O neuropsiquiatra Jairo Werner, coordenador do trabalho no Brasil, testou o método com 29 bebês, todos com menos de 900 gramas e que respiravam com auxílio de aparelhos. Ele constatou que os bebês aumentam a produção da imunoglobina A três minutos depois de tocados.
"Não se trata de massagem ou do-in", explica Werner. "São toques suaves e continuados nas terminações nervosas da pele". Ele acredita que o bebê tem uma sensação prazerosa ao ser tocado, que o faz produzir uma substância anestésica natural
a endorfina. "Se a depressão no adulto diminui quando ele produz essa substância, na criança se pode imaginar, por analogia,que ela melhora o quadro físico."

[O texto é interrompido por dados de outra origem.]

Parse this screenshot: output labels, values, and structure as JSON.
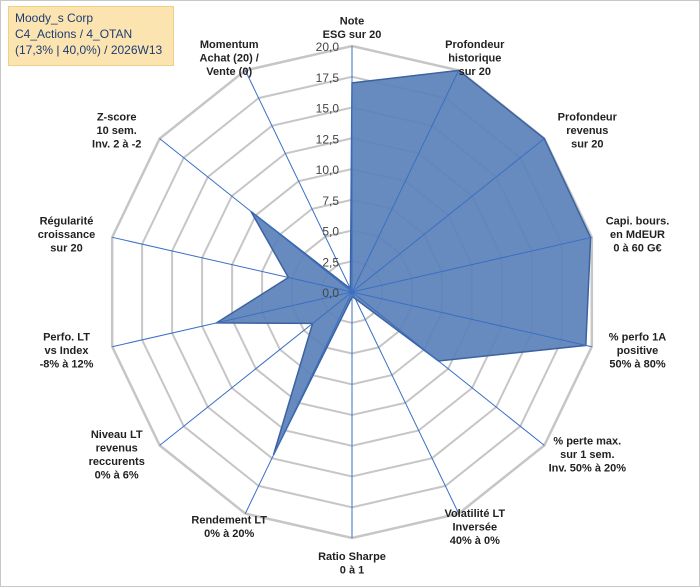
{
  "header": {
    "line1": "Moody_s Corp",
    "line2": "C4_Actions / 4_OTAN",
    "line3": "(17,3% | 40,0%) / 2026W13"
  },
  "colors": {
    "fill": "#5a81b8",
    "stroke": "#3c62a0",
    "spoke": "#3a6fc4",
    "grid": "#c6c6c6",
    "header_bg": "#fce4b0"
  },
  "chart_data": {
    "type": "radar",
    "rmin": 0,
    "rmax": 20,
    "step": 2.5,
    "ticks": [
      "0,0",
      "2,5",
      "5,0",
      "7,5",
      "10,0",
      "12,5",
      "15,0",
      "17,5",
      "20,0"
    ],
    "axes": [
      {
        "label": [
          "Note",
          "ESG sur 20"
        ],
        "value": 17.0
      },
      {
        "label": [
          "Profondeur",
          "historique",
          "sur 20"
        ],
        "value": 20.0
      },
      {
        "label": [
          "Profondeur",
          "revenus",
          "sur 20"
        ],
        "value": 20.0
      },
      {
        "label": [
          "Capi. bours.",
          "en MdEUR",
          "0 à 60 G€"
        ],
        "value": 19.9
      },
      {
        "label": [
          "% perfo 1A",
          "positive",
          "50% à 80%"
        ],
        "value": 19.5
      },
      {
        "label": [
          "% perte max.",
          "sur 1 sem.",
          "Inv. 50% à 20%"
        ],
        "value": 9.0
      },
      {
        "label": [
          "Volatilité LT",
          "Inversée",
          "40% à 0%"
        ],
        "value": 0.6
      },
      {
        "label": [
          "Ratio Sharpe",
          "0 à 1"
        ],
        "value": 0.4
      },
      {
        "label": [
          "Rendement LT",
          "0% à 20%"
        ],
        "value": 14.7
      },
      {
        "label": [
          "Niveau LT",
          "revenus",
          "reccurents",
          "0% à 6%"
        ],
        "value": 4.1
      },
      {
        "label": [
          "Perfo. LT",
          "vs Index",
          "-8% à 12%"
        ],
        "value": 11.3
      },
      {
        "label": [
          "Régularité",
          "croissance",
          "sur 20"
        ],
        "value": 5.3
      },
      {
        "label": [
          "Z-score",
          "10 sem.",
          "Inv. 2 à -2"
        ],
        "value": 10.5
      },
      {
        "label": [
          "Momentum",
          "Achat (20) /",
          "Vente (0)"
        ],
        "value": 0.3
      }
    ]
  }
}
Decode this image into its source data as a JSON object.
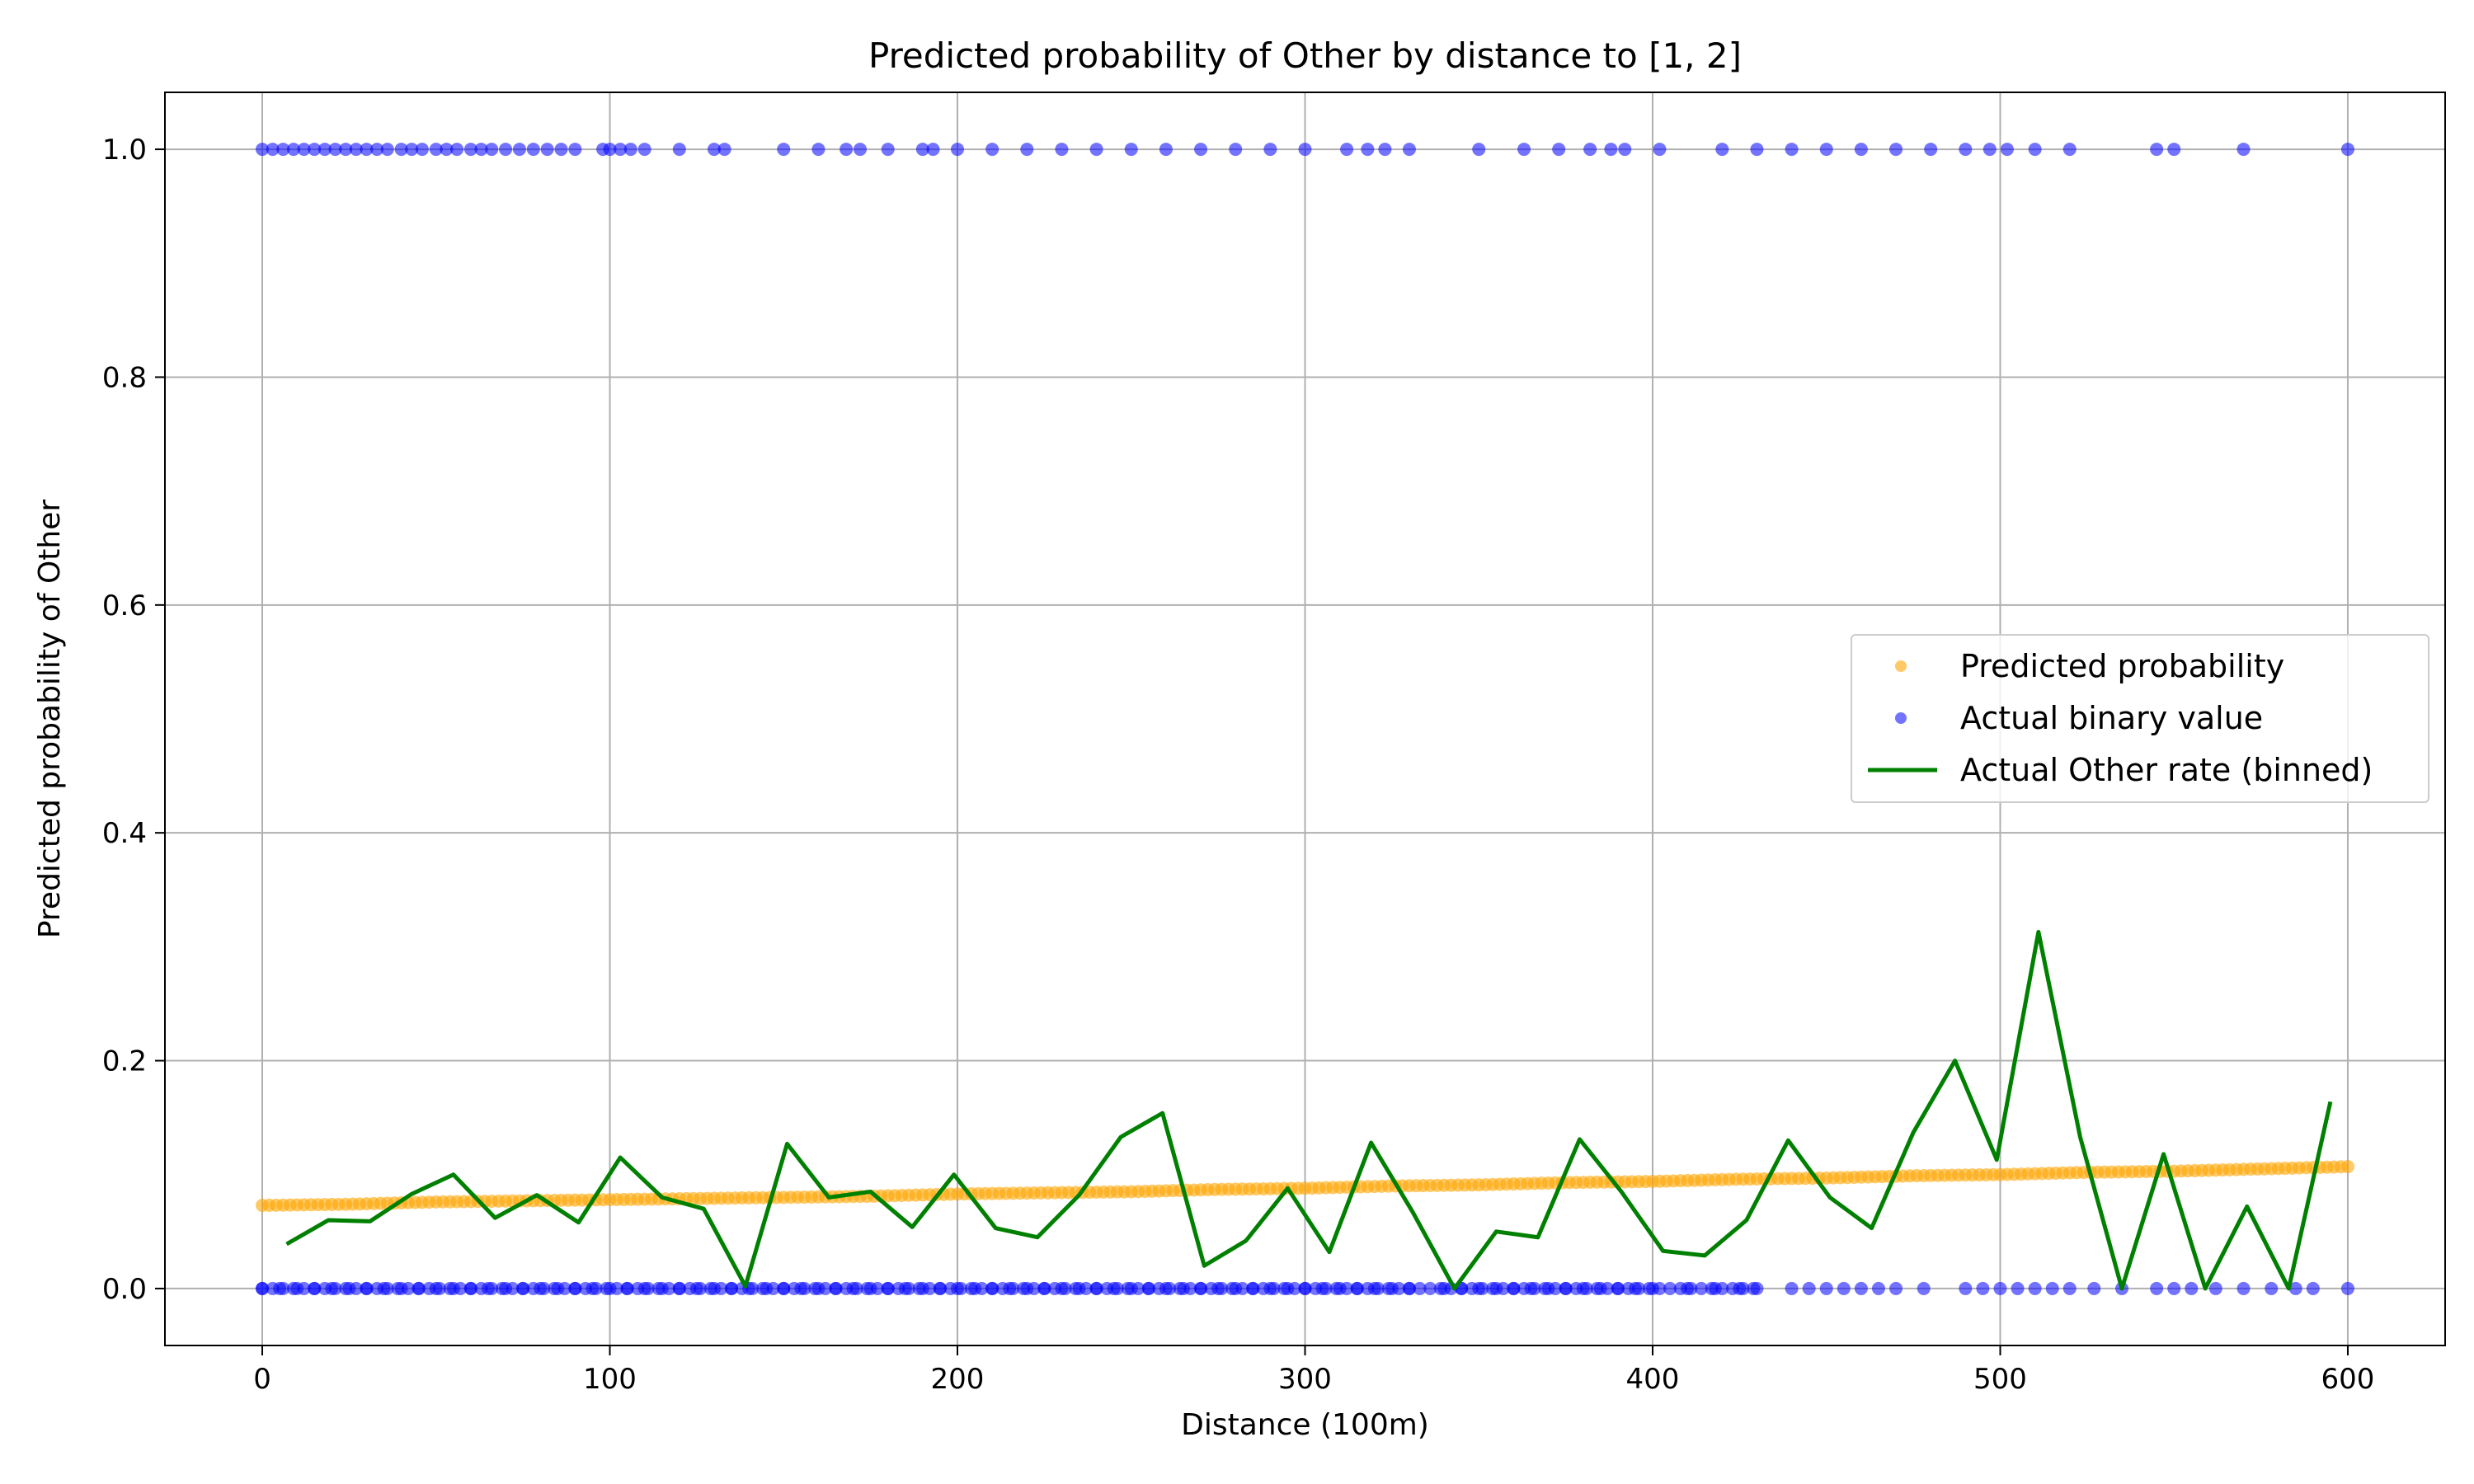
{
  "chart_data": {
    "type": "scatter",
    "title": "Predicted probability of Other by distance to [1, 2]",
    "xlabel": "Distance (100m)",
    "ylabel": "Predicted probability of Other",
    "xlim": [
      -28,
      628
    ],
    "ylim": [
      -0.05,
      1.05
    ],
    "xticks": [
      0,
      100,
      200,
      300,
      400,
      500,
      600
    ],
    "xtick_labels": [
      "0",
      "100",
      "200",
      "300",
      "400",
      "500",
      "600"
    ],
    "yticks": [
      0.0,
      0.2,
      0.4,
      0.6,
      0.8,
      1.0
    ],
    "ytick_labels": [
      "0.0",
      "0.2",
      "0.4",
      "0.6",
      "0.8",
      "1.0"
    ],
    "grid": true,
    "legend_position": "center-right",
    "colors": {
      "predicted": "#ffa500",
      "actual": "#0000ff",
      "binned": "#008000",
      "grid": "#b0b0b0"
    },
    "series": [
      {
        "name": "Predicted probability",
        "kind": "scatter",
        "x": [
          0,
          25,
          50,
          75,
          100,
          125,
          150,
          175,
          200,
          225,
          250,
          275,
          300,
          325,
          350,
          375,
          400,
          425,
          450,
          475,
          500,
          525,
          550,
          575,
          600
        ],
        "y": [
          0.073,
          0.074,
          0.076,
          0.077,
          0.078,
          0.079,
          0.08,
          0.081,
          0.083,
          0.084,
          0.085,
          0.087,
          0.088,
          0.09,
          0.091,
          0.093,
          0.094,
          0.096,
          0.097,
          0.099,
          0.1,
          0.102,
          0.103,
          0.105,
          0.107
        ]
      },
      {
        "name": "Actual binary value",
        "kind": "scatter",
        "points_at_1": [
          0,
          3,
          6,
          9,
          12,
          15,
          18,
          21,
          24,
          27,
          30,
          33,
          36,
          40,
          43,
          46,
          50,
          53,
          56,
          60,
          63,
          66,
          70,
          74,
          78,
          82,
          86,
          90,
          98,
          100,
          103,
          106,
          110,
          120,
          130,
          133,
          150,
          160,
          168,
          172,
          180,
          190,
          193,
          200,
          210,
          220,
          230,
          240,
          250,
          260,
          270,
          280,
          290,
          300,
          312,
          318,
          323,
          330,
          350,
          363,
          373,
          382,
          388,
          392,
          402,
          420,
          430,
          440,
          450,
          460,
          470,
          480,
          490,
          497,
          502,
          510,
          520,
          545,
          550,
          570,
          600
        ],
        "points_at_0": [
          0,
          5,
          10,
          15,
          20,
          25,
          30,
          35,
          40,
          45,
          50,
          55,
          60,
          65,
          70,
          75,
          80,
          85,
          90,
          95,
          100,
          105,
          110,
          115,
          120,
          125,
          130,
          135,
          140,
          145,
          150,
          155,
          160,
          165,
          170,
          175,
          180,
          185,
          190,
          195,
          200,
          205,
          210,
          215,
          220,
          225,
          230,
          235,
          240,
          245,
          250,
          255,
          260,
          265,
          270,
          275,
          280,
          285,
          290,
          295,
          300,
          305,
          310,
          315,
          320,
          325,
          330,
          340,
          345,
          350,
          355,
          360,
          365,
          370,
          375,
          380,
          385,
          390,
          395,
          400,
          410,
          418,
          425,
          430,
          440,
          445,
          450,
          455,
          460,
          465,
          470,
          478,
          490,
          495,
          500,
          505,
          510,
          515,
          520,
          527,
          535,
          545,
          550,
          555,
          562,
          570,
          578,
          585,
          590,
          600
        ]
      },
      {
        "name": "Actual Other rate (binned)",
        "kind": "line",
        "x": [
          7,
          19,
          31,
          43,
          55,
          67,
          79,
          91,
          103,
          115,
          127,
          139,
          151,
          163,
          175,
          187,
          199,
          211,
          223,
          235,
          247,
          259,
          271,
          283,
          295,
          307,
          319,
          331,
          343,
          355,
          367,
          379,
          391,
          403,
          415,
          427,
          439,
          451,
          463,
          475,
          487,
          499,
          511,
          523,
          535,
          547,
          559,
          571,
          583,
          595
        ],
        "y": [
          0.039,
          0.06,
          0.059,
          0.083,
          0.1,
          0.062,
          0.082,
          0.058,
          0.115,
          0.08,
          0.07,
          0.002,
          0.127,
          0.08,
          0.085,
          0.054,
          0.1,
          0.053,
          0.045,
          0.082,
          0.133,
          0.154,
          0.02,
          0.042,
          0.088,
          0.032,
          0.128,
          0.067,
          0.0,
          0.05,
          0.045,
          0.131,
          0.085,
          0.033,
          0.029,
          0.06,
          0.13,
          0.08,
          0.053,
          0.137,
          0.2,
          0.113,
          0.313,
          0.133,
          0.0,
          0.118,
          0.0,
          0.072,
          0.0,
          0.164
        ]
      }
    ]
  }
}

Congresso - A médica Elvidina Adamson Macedo começou as pesquisas sobre o toque neuronal em 1984, mas só no ano passado sua eficácia foi comprovada e o trabalho apresentado em um simpósio em Atlanta, nos Estados Unidos. "Isolamos a imunoglobina A na saliva do bebê e percebemos aumento dessa substância três minutos depois do toque", informa Werner.
Werner vai apresentar os resultados da pesquisa no 15º Congresso Brasileiro de Neurologia e Psiquiatria Infantil, que começa amanhã (03) e vai até o dia 6, no Rio. De acordo com o médico, o trabalho de Elvidina abriu um novo ramo de estudos, a Psiconeuroimunologia do Bebê, que estuda as transformações da criança a partir de estímulos físicos.
Também está em estudo a padronização de um teste neuropsicológico para detectar precocemente doenças neurológicas como a paralisia cerebral. A partir de gravações em vídeo serão testados reflexos do bebê e a simetria de movimentos. "Esse teste barateia o tratamento e é ideal para hospitais com menos recursos tecnológicos", afirma Werner. A ressonância magnética seria usada para confirmar o diagnóstico.